FindMyMethod.org, a contraception-awareness website, hopes to build a community where people can freely discuss sexual and reproductive health.
With a vision to normalize discussions around sex and help women navigate and access contraception, FindMyMethod.org (FMM) – an informational website about safe sex – launched an online forum on its website.
“The idea is to facilitate access to comprehensive information about sex, contraception and sexuality in a safe, reliable and prejudice-free space,” says Cecilia Gonzalez, FMM’s Program Manager. “The COVID-19 pandemic has revealed huge gaps that exist in contraceptive access and sexual health services in many countries, making digital spaces where clear information is provided even more critical than ever.”

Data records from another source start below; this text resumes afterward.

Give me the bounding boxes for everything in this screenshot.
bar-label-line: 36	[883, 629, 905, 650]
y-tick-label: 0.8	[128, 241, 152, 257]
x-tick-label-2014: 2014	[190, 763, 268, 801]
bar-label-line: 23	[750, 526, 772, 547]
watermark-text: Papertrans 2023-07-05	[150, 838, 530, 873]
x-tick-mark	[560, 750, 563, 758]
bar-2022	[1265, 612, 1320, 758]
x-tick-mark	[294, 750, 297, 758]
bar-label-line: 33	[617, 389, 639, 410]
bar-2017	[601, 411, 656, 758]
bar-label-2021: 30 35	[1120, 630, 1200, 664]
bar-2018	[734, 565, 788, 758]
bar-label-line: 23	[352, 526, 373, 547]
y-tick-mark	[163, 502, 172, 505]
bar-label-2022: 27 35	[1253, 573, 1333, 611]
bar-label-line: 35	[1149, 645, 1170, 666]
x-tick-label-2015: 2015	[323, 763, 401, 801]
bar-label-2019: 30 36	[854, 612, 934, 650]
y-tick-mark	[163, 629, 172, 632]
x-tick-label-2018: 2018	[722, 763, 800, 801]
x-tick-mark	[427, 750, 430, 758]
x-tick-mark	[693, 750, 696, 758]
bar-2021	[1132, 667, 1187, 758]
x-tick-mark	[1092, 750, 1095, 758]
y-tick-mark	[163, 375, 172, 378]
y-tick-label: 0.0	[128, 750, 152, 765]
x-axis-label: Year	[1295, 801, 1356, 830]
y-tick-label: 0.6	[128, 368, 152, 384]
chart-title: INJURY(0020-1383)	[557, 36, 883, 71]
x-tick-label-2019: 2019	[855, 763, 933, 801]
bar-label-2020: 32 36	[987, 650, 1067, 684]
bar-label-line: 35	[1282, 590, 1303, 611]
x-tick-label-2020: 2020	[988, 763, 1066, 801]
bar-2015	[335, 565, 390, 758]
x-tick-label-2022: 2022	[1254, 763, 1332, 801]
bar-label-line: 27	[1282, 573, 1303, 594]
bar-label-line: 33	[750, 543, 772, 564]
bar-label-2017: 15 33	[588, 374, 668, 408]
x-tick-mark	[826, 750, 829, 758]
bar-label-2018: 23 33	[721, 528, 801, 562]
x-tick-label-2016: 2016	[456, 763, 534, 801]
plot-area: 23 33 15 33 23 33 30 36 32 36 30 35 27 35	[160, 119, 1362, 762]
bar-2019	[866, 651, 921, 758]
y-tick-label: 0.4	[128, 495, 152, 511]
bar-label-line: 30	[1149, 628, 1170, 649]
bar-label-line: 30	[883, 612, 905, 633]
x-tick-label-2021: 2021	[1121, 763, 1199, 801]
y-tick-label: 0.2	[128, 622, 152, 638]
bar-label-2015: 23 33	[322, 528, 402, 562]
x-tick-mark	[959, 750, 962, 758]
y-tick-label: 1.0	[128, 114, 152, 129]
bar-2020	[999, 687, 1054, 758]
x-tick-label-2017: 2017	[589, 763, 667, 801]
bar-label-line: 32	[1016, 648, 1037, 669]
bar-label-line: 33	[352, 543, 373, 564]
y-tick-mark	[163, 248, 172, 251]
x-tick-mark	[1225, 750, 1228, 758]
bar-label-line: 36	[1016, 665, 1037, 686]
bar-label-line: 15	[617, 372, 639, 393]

Aiming to build a diverse global community, the forum has regional/country rooms such as India, Nigeria and Mexico for context-specific discussions, where users can chat in their local languages. Registration is quick and simple, and users have the option to be anonymous if they prefer. The platform is highly accessible and easy to use with topics neatly organized into categories and tags and an interface equipped with features such as reply, upvote and share.
“Young women often feel stigmatized asking for information about contraception and sex – let alone ‘taboo topics’, such as sexual pleasure or abortion,” says Tisha Gopalakrishnan, the Director of FMM’s parent organization, Woman First Digital (WFD). “In these restrictive settings, the internet is a great resource but is often filled with misinformation which is why we created a website so that women could access the information they desire from a trusted source.”
With a digital landscape full of options to connect and share, Gonzalez adds the forum will be a place where people can talk about something they normally wouldn’t discuss on social media – their sex lives-“For intimate topics like this, women generally look for a safe space and a person they can trust. The forum will provide that space.”
Gopalakrishnan agrees, saying the forum offers users a platform to have open-minded discussions. “A big fear that many women have about contraception are the side-effects often associated with them, or which doctors or facilities they can go to in their city or town to get high-quality and judgement-free contraceptive counselling and services. The forum aims to offer a platform for that kind of peer-to-peer engagement and knowledge sharing around women’s experiences with contraception, and products and providers in their countries that they can vouch for. And in the context that emphasizes their right to pleasurable sex,” she says.
Program Director at DKT International Nigeria – an organization working for family planning and HIV prevention – Nirdesh Tuladhar said a forum which allows people to post their questions will help millions of individuals with their sexual health. “It is a wonderful initiative to normalize the dialogue between contraception, sex and pleasure. Not only does it provide excellent information on access to contraceptives by country, it also allows engagement. This I feel is crucial. An interactive forum to turn to for answers without the fear of being judged or embarrassed,” he concludes.